If the offer is accepted, the deal - one of the largest leveraged buy-outs of all time - could go through as early as next week. But negotiations are still at a very iffy stage. While the price offered by Dell and his buy-out band marks a significant premium on Dell’s share price before news of a potential buyout surfaced back in January, it still falls short of Dell’s 52-week high of $18.36.

Dell is not only keeping his 16% stake in the deal, he might put a further portion of his personal fortune in the deal. Why is he so keen to get his company back? In a word, control. Dell has been gradually losing market share to the likes of Apple, and has failed to keep pace with the burgeoning tablet market. And, despite several expensive acquisitions, Dell has yet to launch its promised enterprise software product.  

Dell must have come up with a fairly convincing turnaround strategy, should he regain control of the company. He’s managed to convince Microsoft to join the consortium as a minority investor (£2bn is the figure being bandied about). Microsoft has a vested interest in the fate of Dell, admittedly, as the computer manufacturer is one of Windows-maker’s biggest customers, and is especially key to the lucrative enterprise market.

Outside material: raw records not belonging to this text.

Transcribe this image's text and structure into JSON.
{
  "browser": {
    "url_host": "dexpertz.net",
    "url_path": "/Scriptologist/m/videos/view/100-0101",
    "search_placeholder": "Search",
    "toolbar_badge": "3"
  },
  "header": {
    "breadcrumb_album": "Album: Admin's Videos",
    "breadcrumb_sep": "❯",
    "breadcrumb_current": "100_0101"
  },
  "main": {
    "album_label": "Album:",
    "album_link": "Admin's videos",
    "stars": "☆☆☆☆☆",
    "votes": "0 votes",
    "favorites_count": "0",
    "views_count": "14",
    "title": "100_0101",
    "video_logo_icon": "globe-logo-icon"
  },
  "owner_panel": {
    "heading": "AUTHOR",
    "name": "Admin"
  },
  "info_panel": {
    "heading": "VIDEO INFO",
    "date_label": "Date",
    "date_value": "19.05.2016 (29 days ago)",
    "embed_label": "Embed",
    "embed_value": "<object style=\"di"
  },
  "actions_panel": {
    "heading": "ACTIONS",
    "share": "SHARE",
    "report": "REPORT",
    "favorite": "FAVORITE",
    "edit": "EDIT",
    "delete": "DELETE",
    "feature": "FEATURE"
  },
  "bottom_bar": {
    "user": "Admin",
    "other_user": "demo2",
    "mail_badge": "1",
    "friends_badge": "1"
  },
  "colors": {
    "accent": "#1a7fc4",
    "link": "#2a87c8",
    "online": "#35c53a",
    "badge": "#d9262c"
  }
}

But Barclays, Credit Suisse, Royal Bank of Canada, and Bank of America have all joined forces to provide debt financing for the deal too. 

If Dell succeeds in pulling off the leveraged buy-out, and manages to get his company back on track, it will echo a move pulled by the late Steve Jobs back in the late nineties. Jobs is credited with being the salvation of Apple, introducing the Macbook, iPod, iPhone and iPad during his tenure as CEO. Ironically, before Jobs returned, Dell was quoted as saying that Apple should shut up shop and 'give the money back to the shareholders'. It would also be a remarkable display of energy by the entrepreneur, who revitalised the PC market last time it was ailing with his 'mass customisation' model. He's been the darling of many an MBA syllabus ever since.

Of course, Jobs was invited back. Dell is inviting himself. And a special committee has been set up to decide whether the buy-out really is the best thing for the future of the company. Minority investors fear that Dell’s history with the company and substantial equity stake could see them lose any say in the running of the company henceforth. Tricky.